Особняк был построен давно, еще в первые годы Советской власти, вместе со школой, первой на ногайской земле. Все здесь начиналось со школы. Кое-где на кирпичных стенах домов уцелели лозунги тех времен, намалеванные белой известью: «Безграмотность — это слепота», «Безграмотность — это тяжелая болезнь», «Долг каждого грамотного — научить писать и читать неграмотпых соседей», а кто-то дописал этот лозунг: «Да поможет аллах!»
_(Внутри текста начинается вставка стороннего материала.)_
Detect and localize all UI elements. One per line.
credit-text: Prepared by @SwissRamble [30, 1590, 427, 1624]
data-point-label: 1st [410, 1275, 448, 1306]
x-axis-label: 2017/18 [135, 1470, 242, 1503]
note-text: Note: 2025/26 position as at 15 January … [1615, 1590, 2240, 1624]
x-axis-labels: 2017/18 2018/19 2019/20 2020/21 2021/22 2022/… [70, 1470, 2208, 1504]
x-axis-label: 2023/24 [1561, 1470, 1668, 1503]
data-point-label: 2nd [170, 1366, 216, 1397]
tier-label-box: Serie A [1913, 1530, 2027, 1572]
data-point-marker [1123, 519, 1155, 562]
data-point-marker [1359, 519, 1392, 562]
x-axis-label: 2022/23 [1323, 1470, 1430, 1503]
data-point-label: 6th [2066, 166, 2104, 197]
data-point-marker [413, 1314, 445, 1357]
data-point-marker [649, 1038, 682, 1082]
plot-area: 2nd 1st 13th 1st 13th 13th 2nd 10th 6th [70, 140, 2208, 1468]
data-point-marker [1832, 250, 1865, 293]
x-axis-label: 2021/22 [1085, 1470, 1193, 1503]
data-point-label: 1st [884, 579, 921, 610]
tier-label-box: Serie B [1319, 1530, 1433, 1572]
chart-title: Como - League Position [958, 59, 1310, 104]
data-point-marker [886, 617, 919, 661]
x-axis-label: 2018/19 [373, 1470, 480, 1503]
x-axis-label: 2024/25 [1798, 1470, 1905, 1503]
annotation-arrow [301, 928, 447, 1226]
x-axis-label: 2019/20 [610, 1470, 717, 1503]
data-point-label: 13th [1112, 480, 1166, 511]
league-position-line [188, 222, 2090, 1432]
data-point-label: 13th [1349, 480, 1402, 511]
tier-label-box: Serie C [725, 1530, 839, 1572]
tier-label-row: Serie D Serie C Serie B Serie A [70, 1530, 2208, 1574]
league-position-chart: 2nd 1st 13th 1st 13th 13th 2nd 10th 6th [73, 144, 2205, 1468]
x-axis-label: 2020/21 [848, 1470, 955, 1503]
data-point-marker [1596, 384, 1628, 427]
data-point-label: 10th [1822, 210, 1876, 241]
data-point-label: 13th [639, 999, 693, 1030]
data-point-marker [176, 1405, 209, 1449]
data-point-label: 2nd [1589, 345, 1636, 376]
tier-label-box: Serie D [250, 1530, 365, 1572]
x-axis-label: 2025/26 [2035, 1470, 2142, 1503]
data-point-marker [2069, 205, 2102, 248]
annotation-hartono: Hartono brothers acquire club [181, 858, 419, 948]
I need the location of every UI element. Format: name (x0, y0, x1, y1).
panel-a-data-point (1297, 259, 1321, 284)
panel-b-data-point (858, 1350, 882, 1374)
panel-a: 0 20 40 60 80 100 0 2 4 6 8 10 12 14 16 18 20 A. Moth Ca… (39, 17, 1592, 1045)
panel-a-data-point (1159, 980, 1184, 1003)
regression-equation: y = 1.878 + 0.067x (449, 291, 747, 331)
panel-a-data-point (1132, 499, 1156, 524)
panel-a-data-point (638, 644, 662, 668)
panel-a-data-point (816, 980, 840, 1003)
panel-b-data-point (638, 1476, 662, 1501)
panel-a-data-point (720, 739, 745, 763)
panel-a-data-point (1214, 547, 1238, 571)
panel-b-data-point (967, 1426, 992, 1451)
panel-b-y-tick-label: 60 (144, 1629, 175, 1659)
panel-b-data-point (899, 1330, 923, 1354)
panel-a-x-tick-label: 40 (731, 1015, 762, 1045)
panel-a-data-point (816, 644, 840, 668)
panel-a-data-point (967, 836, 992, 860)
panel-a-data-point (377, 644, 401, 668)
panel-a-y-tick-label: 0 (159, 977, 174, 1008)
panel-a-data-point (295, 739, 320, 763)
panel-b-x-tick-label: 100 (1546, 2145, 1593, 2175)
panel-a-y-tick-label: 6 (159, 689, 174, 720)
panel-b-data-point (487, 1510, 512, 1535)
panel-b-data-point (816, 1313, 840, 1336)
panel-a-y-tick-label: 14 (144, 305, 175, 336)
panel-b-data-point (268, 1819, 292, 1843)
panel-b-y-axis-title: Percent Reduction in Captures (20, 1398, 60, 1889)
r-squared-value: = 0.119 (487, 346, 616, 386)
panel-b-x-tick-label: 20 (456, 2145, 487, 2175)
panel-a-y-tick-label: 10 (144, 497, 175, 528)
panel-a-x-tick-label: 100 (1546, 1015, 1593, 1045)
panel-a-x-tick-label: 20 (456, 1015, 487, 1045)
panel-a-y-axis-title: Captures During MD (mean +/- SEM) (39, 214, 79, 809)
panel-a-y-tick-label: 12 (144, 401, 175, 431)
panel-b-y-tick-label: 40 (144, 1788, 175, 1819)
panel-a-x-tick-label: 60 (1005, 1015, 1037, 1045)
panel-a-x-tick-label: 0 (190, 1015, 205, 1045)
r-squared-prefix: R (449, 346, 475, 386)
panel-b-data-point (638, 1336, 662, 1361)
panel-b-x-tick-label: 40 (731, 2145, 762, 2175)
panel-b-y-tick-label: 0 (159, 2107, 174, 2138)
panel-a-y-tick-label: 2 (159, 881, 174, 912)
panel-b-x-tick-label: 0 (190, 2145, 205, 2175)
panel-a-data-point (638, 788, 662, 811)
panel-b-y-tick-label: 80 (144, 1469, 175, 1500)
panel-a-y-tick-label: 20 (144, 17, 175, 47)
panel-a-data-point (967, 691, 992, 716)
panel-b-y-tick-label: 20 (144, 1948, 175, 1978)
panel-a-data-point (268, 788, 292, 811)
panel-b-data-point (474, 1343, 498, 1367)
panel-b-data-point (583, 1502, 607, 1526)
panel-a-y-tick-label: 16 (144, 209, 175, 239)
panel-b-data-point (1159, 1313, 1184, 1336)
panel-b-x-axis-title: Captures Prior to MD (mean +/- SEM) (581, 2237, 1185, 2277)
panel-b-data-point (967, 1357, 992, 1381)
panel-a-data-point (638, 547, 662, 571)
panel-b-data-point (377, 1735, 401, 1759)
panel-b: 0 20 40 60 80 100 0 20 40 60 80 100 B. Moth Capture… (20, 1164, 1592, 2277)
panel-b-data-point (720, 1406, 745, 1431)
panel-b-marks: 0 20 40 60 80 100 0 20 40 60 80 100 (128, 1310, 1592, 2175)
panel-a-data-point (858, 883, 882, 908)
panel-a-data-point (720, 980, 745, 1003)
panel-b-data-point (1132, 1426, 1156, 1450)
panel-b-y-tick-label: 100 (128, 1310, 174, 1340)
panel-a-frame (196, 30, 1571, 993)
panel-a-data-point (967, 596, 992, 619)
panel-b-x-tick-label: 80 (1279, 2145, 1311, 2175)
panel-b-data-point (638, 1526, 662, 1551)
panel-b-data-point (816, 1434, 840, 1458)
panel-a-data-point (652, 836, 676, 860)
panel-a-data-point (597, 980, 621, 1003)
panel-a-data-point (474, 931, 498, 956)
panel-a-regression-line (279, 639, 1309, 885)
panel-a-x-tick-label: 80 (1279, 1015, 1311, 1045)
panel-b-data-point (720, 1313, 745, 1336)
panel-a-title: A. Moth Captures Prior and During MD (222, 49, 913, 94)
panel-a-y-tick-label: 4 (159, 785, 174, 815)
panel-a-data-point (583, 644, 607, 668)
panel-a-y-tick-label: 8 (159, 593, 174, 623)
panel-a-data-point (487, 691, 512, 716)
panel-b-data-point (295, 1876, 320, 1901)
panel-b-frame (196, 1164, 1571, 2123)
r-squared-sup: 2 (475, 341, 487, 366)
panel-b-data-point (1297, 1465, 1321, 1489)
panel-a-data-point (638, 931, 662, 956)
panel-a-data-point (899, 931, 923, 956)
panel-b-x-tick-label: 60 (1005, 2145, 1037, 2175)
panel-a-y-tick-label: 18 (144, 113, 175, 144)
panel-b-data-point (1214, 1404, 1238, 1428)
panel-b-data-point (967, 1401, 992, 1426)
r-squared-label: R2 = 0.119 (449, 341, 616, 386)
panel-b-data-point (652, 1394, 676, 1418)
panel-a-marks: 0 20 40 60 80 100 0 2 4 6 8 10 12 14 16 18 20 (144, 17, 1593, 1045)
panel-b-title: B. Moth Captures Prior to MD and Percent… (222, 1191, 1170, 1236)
Здесь, в особнячке, немного одряхлевшем уже по сравнению с новыми постройками, решаются самые насущные жизненные вопросы ногайской степи — радостные и печальные, тревожные и торжественные, личные и общественные. В годы войны отсюда уходили в степь навстречу докатившемуся до стеней Ногая жестокому и озверевшему врагу ногайские снайперы и ногайские партизаны. Отсюда с отрядом уходил за барханы и Эсманбет, чтобы разить врага. Здесь находят утешение и справедливость люди, обиженные зазнавшимся и чванливым начальником, здесь находят люди добрый совет. Недаром ногайцы называют этот дом «наш Дом Советов». Здесь можно поговорить по душам об успехах и неудачах. Всему голова этот дом, где и сегодня в просторном кабинете первого секретаря собрались члены бюро, серьезные и деловые люди района. Из открытых окон валит дым. То-то все время на эти окна косится начальник пожарной охраны, называемый всеми в районе Пожар-беком. Даже жена его привыкла к этому имени, и все смешное, неловкое на свете связывает она теперь с ним и, рассказывая о муже, сама больше всех хохочет. Недавно загорелся сельский клуб с библиотекой. Не успела приехать добровольная дружина во главе с Пожар-беком, а люди уже потушили пожар. Велико было негодование Пожар-бека, который, подбоченясь, стоял на пригорке и кричал на людей: «Кто вас просил, кто вам позволил тушить пожар без меня?!»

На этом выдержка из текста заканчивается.